Elsewhere around Kentucky, other “quasi” employees watched the legislature pass HB 1 and anxiously did the math. What will they lose if their state pensions are frozen next year and replaced with a defined-contribution plan?

“I can tell you, the difference for me between 16 years in the system and 24 years is roughly $10,000 a year in lost retirement benefits, every year, for the rest of my life. That’s quite a loss, isn’t it?” asked John Boston, 56, a senior financial analyst with the Kentucky Higher Education Student Loan Corporation in Louisville.

Boston, who has an M.B.A., said he would have to put $19,000 into a 401(k) up front and earn an annualized 10 percent return to make up for his pension losses. (By comparison, KRS assumes its investments will earn 5.25 percent a year.) That could be tricky on a $58,207 salary. Even if he had the spare cash, one “market correction” too close to his retirement could spell disaster for him, he said.

“A 401(k) can be great if you get started when you’re young. It’s not so great if you get started when you plan to retire in eight years, which is the situation a lot of us are in,” he said.

Boston said he fumed watching lawmakers on television talk about how HB 1 was necessary because of the pension shortfall. For most of two decades, he said, lawmakers from both parties short-changed the pension system, putting into the state budget only a fraction of what the KRS Board of Trustees recommended.

Meanwhile, the part-time lawmakers’ own separately managed legislative pension system is 98 percent funded and pays some of them more than $50,000 a year in retirement.

“I blame the legislature completely for this,” Boston said. “The pension system didn’t just collapse on its own. KRS made some mistakes in their assumptions, but the state deliberately under-funded it for years and used that money to spend on other things. But they don’t want to talk about that now.”

Chris Whitsell, director of child and family services at the Adanta Group, a mental health nonprofit based in Somerset, isn’t sticking around to see how this all plays out.
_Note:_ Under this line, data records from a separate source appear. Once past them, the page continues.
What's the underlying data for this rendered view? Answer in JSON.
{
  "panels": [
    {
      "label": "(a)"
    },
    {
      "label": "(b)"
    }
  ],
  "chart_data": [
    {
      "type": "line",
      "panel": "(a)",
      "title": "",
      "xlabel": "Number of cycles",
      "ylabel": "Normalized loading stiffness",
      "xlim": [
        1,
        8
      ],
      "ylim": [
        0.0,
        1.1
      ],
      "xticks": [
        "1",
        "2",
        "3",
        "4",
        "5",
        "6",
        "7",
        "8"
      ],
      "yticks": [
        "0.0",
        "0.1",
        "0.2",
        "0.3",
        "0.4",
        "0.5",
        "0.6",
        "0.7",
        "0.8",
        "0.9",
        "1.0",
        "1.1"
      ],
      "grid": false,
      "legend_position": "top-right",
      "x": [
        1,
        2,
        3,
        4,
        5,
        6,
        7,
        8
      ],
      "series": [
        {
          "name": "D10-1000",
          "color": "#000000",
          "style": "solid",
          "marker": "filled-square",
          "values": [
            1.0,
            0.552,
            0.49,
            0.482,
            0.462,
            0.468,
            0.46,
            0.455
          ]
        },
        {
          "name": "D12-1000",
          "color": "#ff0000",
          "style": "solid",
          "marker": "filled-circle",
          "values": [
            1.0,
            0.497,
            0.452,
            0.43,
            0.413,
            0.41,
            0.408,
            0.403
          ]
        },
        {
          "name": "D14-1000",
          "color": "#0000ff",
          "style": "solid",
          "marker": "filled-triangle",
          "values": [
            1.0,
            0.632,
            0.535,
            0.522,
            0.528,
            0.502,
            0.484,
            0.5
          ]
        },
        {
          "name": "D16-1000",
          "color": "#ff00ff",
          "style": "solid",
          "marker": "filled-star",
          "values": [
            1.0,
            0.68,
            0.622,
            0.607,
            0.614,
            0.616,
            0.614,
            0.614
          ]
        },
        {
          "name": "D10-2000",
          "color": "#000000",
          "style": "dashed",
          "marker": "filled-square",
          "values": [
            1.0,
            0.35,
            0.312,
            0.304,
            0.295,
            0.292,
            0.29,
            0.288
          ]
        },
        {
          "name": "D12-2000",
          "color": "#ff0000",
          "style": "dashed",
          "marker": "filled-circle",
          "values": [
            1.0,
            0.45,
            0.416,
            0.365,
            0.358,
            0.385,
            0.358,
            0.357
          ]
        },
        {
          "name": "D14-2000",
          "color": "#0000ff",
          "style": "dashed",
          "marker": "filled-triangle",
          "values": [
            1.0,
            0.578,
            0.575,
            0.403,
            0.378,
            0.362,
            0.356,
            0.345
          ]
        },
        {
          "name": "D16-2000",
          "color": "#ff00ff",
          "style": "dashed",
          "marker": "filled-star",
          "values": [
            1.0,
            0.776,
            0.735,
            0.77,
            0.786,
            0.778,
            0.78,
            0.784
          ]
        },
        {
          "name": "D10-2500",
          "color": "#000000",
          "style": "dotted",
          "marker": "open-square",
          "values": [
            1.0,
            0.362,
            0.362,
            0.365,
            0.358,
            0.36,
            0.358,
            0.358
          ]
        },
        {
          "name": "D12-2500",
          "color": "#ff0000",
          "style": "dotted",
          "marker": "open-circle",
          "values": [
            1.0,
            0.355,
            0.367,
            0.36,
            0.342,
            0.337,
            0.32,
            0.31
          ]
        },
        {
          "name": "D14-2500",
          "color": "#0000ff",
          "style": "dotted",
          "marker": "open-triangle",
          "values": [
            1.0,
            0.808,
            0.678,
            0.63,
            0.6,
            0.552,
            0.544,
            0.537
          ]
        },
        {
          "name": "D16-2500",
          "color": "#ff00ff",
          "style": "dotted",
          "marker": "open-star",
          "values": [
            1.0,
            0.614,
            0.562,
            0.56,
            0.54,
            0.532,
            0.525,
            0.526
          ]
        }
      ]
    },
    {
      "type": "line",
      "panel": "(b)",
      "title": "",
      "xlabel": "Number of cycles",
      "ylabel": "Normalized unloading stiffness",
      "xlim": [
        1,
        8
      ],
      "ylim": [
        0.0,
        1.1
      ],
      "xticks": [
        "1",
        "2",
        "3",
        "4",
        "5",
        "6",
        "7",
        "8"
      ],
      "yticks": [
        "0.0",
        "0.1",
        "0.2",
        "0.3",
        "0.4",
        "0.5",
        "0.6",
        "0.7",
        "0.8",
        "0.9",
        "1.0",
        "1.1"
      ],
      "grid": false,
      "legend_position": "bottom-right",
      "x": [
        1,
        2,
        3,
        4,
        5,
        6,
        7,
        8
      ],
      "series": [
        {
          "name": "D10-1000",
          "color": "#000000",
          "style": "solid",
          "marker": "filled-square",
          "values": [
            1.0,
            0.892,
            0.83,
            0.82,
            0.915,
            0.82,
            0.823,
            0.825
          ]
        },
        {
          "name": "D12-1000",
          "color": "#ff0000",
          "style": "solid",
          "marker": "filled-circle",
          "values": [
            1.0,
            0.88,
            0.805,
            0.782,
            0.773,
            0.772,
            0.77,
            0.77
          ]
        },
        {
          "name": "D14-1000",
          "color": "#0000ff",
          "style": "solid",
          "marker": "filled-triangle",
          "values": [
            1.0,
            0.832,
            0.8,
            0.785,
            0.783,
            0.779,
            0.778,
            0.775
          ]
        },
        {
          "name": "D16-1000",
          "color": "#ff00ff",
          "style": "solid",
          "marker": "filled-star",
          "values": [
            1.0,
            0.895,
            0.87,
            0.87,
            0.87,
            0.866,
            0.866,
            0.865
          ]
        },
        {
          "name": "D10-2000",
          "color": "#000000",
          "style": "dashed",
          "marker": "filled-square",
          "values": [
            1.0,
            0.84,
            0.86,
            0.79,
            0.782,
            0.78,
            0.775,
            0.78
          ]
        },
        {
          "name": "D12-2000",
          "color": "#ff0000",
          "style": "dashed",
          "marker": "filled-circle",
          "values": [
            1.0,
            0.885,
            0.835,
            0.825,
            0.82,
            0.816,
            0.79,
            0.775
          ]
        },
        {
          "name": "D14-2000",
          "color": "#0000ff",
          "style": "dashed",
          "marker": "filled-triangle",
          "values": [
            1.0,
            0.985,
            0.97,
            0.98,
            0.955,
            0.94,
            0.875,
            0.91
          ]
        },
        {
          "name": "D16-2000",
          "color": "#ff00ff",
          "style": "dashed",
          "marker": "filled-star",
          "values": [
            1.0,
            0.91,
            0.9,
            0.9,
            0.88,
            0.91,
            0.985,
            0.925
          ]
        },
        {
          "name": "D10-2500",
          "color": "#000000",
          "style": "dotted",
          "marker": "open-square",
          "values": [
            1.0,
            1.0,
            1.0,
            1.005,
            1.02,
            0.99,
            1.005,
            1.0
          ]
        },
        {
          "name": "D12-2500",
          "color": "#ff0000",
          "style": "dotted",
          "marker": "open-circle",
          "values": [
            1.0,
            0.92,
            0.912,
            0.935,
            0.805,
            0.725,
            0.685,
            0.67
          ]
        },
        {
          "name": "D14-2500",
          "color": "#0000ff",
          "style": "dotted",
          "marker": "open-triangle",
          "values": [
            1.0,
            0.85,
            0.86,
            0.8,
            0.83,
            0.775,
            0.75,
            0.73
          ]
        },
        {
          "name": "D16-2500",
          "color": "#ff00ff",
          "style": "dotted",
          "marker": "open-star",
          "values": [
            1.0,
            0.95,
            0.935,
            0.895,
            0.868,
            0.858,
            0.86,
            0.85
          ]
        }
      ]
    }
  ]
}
Only 48 years old, with 25 years in the pension system, Whitsell said he is moving his retirement date up from 2021 to now.

His soon-to-be $33,600 pension would have been $8,300 more had he spent 27 years in the system and retired on time, as he originally intended, he said. But it doesn’t look like he’s going to get those two final years, anyway, so it’s better to leave while he’s certain he can claim a pension, Whitsell said.
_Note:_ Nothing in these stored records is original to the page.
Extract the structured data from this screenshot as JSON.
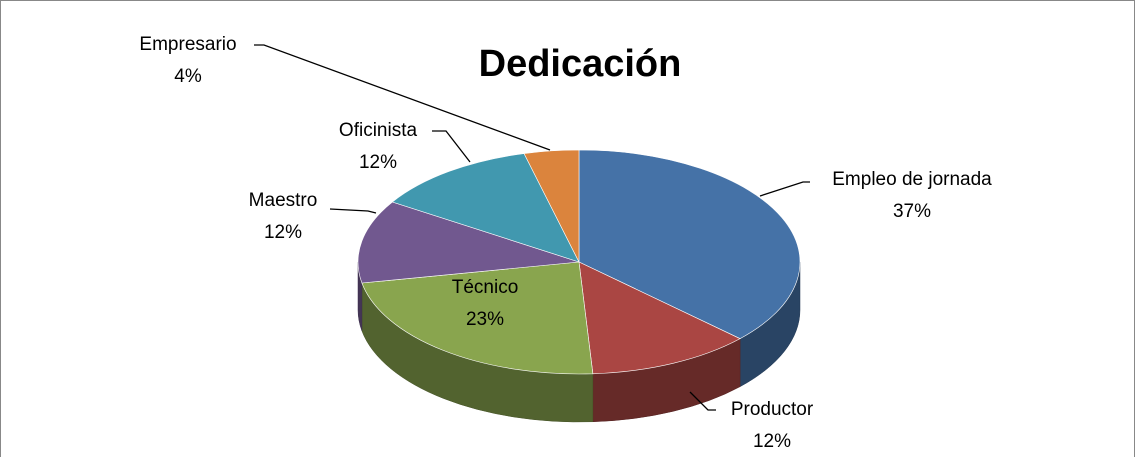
{
  "chart_data": {
    "type": "pie",
    "title": "Dedicación",
    "categories": [
      "Empleo de jornada",
      "Productor",
      "Técnico",
      "Maestro",
      "Oficinista",
      "Empresario"
    ],
    "values": [
      37,
      12,
      23,
      12,
      12,
      4
    ],
    "value_labels": [
      "37%",
      "12%",
      "23%",
      "12%",
      "12%",
      "4%"
    ],
    "colors": [
      "#4572a7",
      "#aa4643",
      "#89a54e",
      "#71588f",
      "#4198af",
      "#db843d"
    ]
  }
}
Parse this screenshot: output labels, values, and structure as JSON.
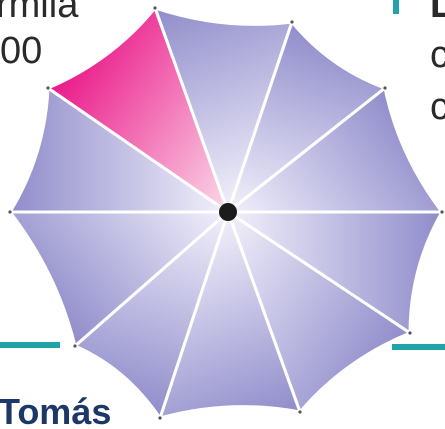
{
  "fragments": {
    "top_left_line1": "rmila",
    "top_left_line2": "00",
    "top_right_line1": "L",
    "top_right_line2": "c",
    "top_right_line3": "c",
    "bottom_left": "Tomás"
  },
  "colors": {
    "canopy_panel": "#8f8ccb",
    "canopy_panel_light": "#f3f1fb",
    "highlight_panel": "#ea1788",
    "highlight_panel_light": "#fbd9e9",
    "accent_line": "#1fa3a8",
    "hub": "#1c1c1c"
  },
  "umbrella": {
    "panel_count": 12,
    "highlighted_panel_index": 1
  }
}
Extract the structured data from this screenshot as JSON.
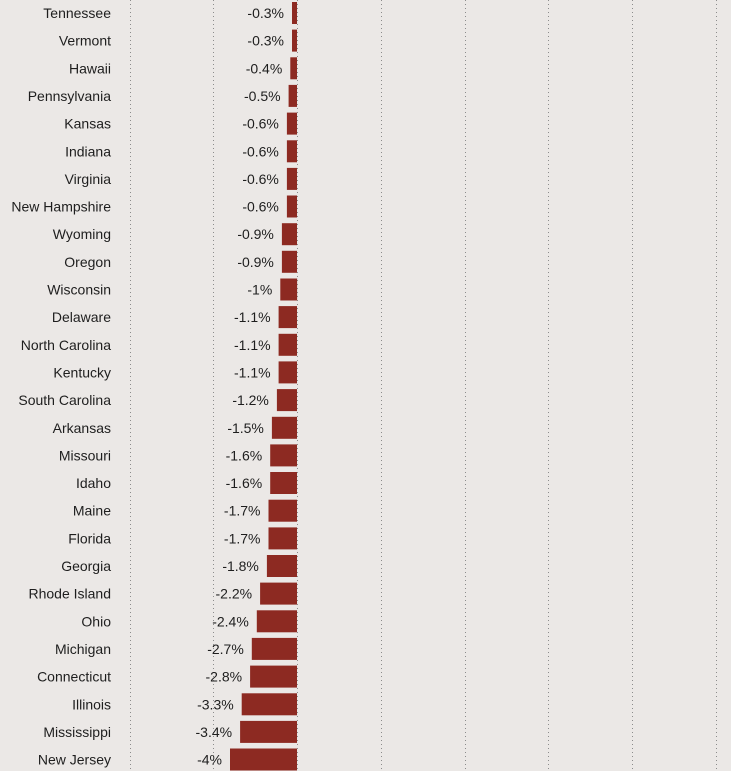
{
  "chart_data": {
    "type": "bar",
    "orientation": "horizontal",
    "bar_color": "#8d2a22",
    "background_color": "#ebe8e6",
    "grid": true,
    "grid_style": "dotted vertical",
    "categories": [
      "Tennessee",
      "Vermont",
      "Hawaii",
      "Pennsylvania",
      "Kansas",
      "Indiana",
      "Virginia",
      "New Hampshire",
      "Wyoming",
      "Oregon",
      "Wisconsin",
      "Delaware",
      "North Carolina",
      "Kentucky",
      "South Carolina",
      "Arkansas",
      "Missouri",
      "Idaho",
      "Maine",
      "Florida",
      "Georgia",
      "Rhode Island",
      "Ohio",
      "Michigan",
      "Connecticut",
      "Illinois",
      "Mississippi",
      "New Jersey"
    ],
    "values": [
      -0.3,
      -0.3,
      -0.4,
      -0.5,
      -0.6,
      -0.6,
      -0.6,
      -0.6,
      -0.9,
      -0.9,
      -1,
      -1.1,
      -1.1,
      -1.1,
      -1.2,
      -1.5,
      -1.6,
      -1.6,
      -1.7,
      -1.7,
      -1.8,
      -2.2,
      -2.4,
      -2.7,
      -2.8,
      -3.3,
      -3.4,
      -4
    ],
    "value_labels": [
      "-0.3%",
      "-0.3%",
      "-0.4%",
      "-0.5%",
      "-0.6%",
      "-0.6%",
      "-0.6%",
      "-0.6%",
      "-0.9%",
      "-0.9%",
      "-1%",
      "-1.1%",
      "-1.1%",
      "-1.1%",
      "-1.2%",
      "-1.5%",
      "-1.6%",
      "-1.6%",
      "-1.7%",
      "-1.7%",
      "-1.8%",
      "-2.2%",
      "-2.4%",
      "-2.7%",
      "-2.8%",
      "-3.3%",
      "-3.4%",
      "-4%"
    ],
    "xlim": [
      -10,
      25
    ],
    "grid_values": [
      -10,
      -5,
      0,
      5,
      10,
      15,
      20,
      25
    ]
  }
}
“Because of all the anxiety around this, I’m moving ahead,” Whitsell said.

“It’s very concerning to me to see how the community mental health centers are going to fare under these changes,” he said. “We’re going to be losing a lot of experienced people. There is going to be a significant drain from the workforce. Who will help the families we’re working with? But my great anxiety is that we just don’t know what’s happening to us next.”